ANZ's chief China economist Raymond Yeung told clients that, for a start, the 6.9 per cent headline growth figure needed to be interpreted with caution, given it would have needed quarterly growth of 1.6 per cent, rather than the 1.3 per cent the NBS calculated.
"It seems to us that the statistical bureau has adopted a different set of seasonal adjustment factors and that a smaller quarter-on-quarter rate has resulted in a higher headline growth.
But that is perhaps only a cosmetic concern, given the degree scepticism that already pervades the quick-fire calculation of GDP, which drops just a couple of weeks after the quarterly books are ruled off.
Mr Yeung has deeper worries about the quality of the growth.
"The Chinese Government has a tendency to rely on infrastructure development to sustain growth in the long term," Mr Yeung said.
That drive was underlined by the recent announcement of the development Xiong'an New Economic Zone, 100 kilometres south-west of Beijing.

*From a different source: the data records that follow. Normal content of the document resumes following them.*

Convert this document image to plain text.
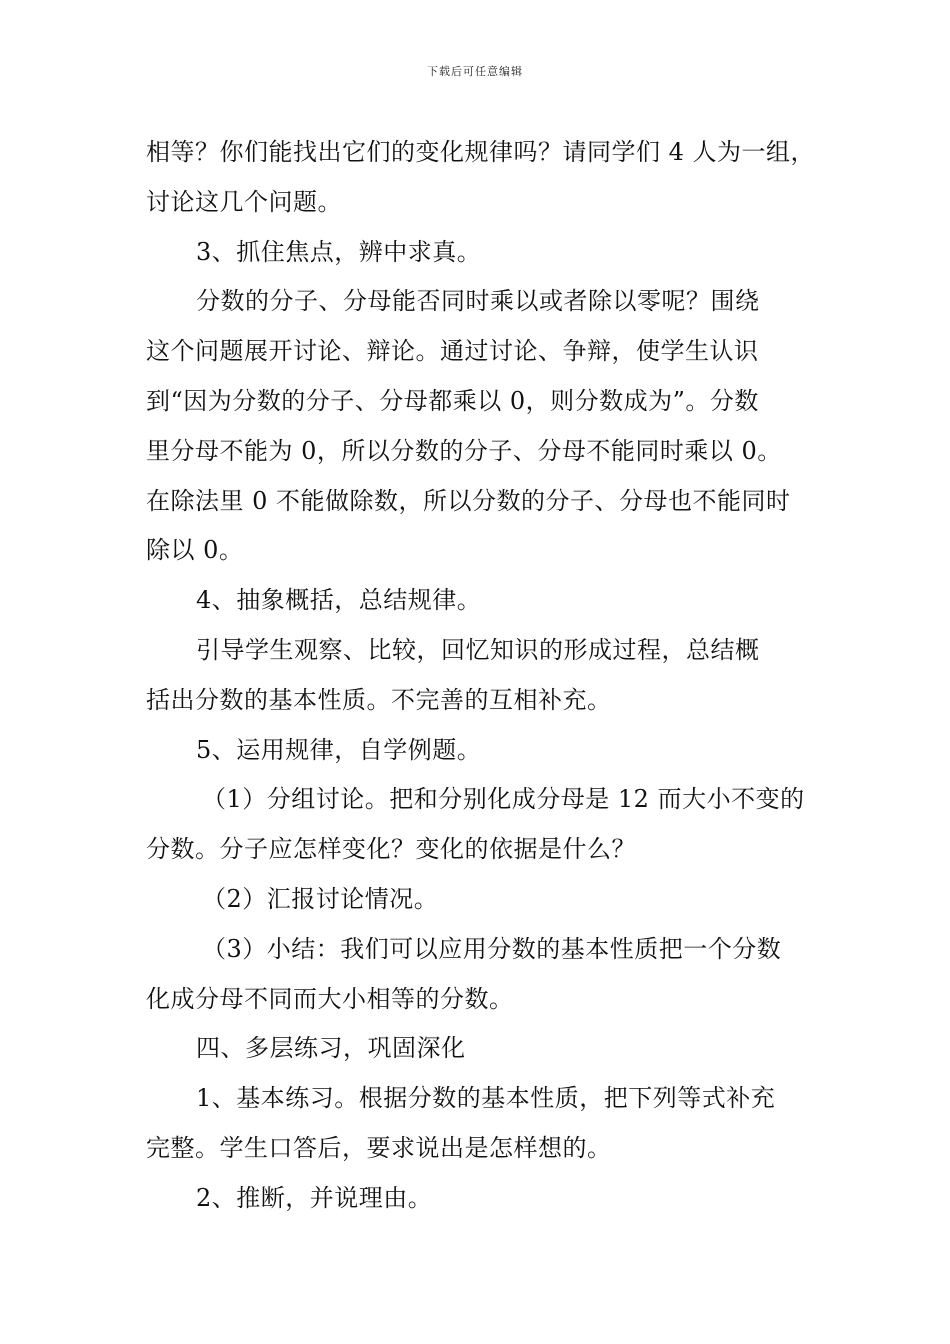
下载后可任意编辑
相等？你们能找出它们的变化规律吗？请同学们 4 人为一组，
讨论这几个问题。
3、抓住焦点，辨中求真。
分数的分子、分母能否同时乘以或者除以零呢？围绕
这个问题展开讨论、辩论。通过讨论、争辩，使学生认识
到“因为分数的分子、分母都乘以 0，则分数成为”。分数
里分母不能为 0，所以分数的分子、分母不能同时乘以 0。
在除法里 0 不能做除数，所以分数的分子、分母也不能同时
除以 0。
4、抽象概括，总结规律。
引导学生观察、比较，回忆知识的形成过程，总结概
括出分数的基本性质。不完善的互相补充。
5、运用规律，自学例题。
（1）分组讨论。把和分别化成分母是 12 而大小不变的
分数。分子应怎样变化？变化的依据是什么？
（2）汇报讨论情况。
（3）小结：我们可以应用分数的基本性质把一个分数
化成分母不同而大小相等的分数。
四、多层练习，巩固深化
1、基本练习。根据分数的基本性质，把下列等式补充
完整。学生口答后，要求说出是怎样想的。
2、推断，并说理由。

The new zone in the heavily industrialised and polluted Hebei province will be primed to develop innovative and technology based industries, and is roughly modelled on the Shenzhen special economic zone adjacent to Hong Kong that helped drive China's economic reforms and growth 30 years ago.
Mr Yeung said the scale of the enterprise is massive.
While it will need a lot of steel and concrete, it will also need lashings of debt as well.
"The infrastructure build-out will eventually cover 2,000 square kilometres, a size similar to Shenzhen's, another top-tier city with GDP equivalent to 2.6 per cent of the national total in 2016," he said.
"The question we need to ask is whether this investment-led model is sustainable as the authorities have trouble taming credit."
As Mr Yeung pointed out last year, total loans grew by almost 13 per cent, with another 4.2 trillion yuan debt added in the past three months - roughly equivalent to almost a quarter of first quarter GDP.
"We need to watch closely whether China's top leadership will send a stronger signal to tighten monetary policy shortly," Mr Yeung noted.
Reining in debt poses big risks
However, it is a delicate balancing act according to NAB's Gerard Berg.
"While the PBoC (Peoples' Bank of China) appears to have a tightening bias, given the rising US fed funds rate and the attempts to control capital outflows, the risks associated with high debts in the corporate sector mean that the PBoC is likely to be cautious with its rate increases," Mr Berg said.
While it is one thing to deflate a bubble, it is entirely an entirely different thing to accidently burst one.
Clearly some of the speculative exuberance in commodities has started to wane in the face of what is expected be a renewed effort to rein in debt.
Iron ore prices have tumbled more than 25 per cent since the start of the year and the market is now deeply in bear territory.
At the same time a 130-million-tonne mountain of stock-piled iron ore has grown around Chinese ports.
Mr Berg said NAB is sticking to its - and the official - forecast of 6.5 per cent GDP growth, as the construction-led boom is likely to start cooling in coming quarters.
With the GDP target already pretty well in the bag after just one quarter of 2017, the Government may turn its attention to reining in debt and a run away property market sooner rather than later.
That would not be great __news for the big commodity exporters, or their investors.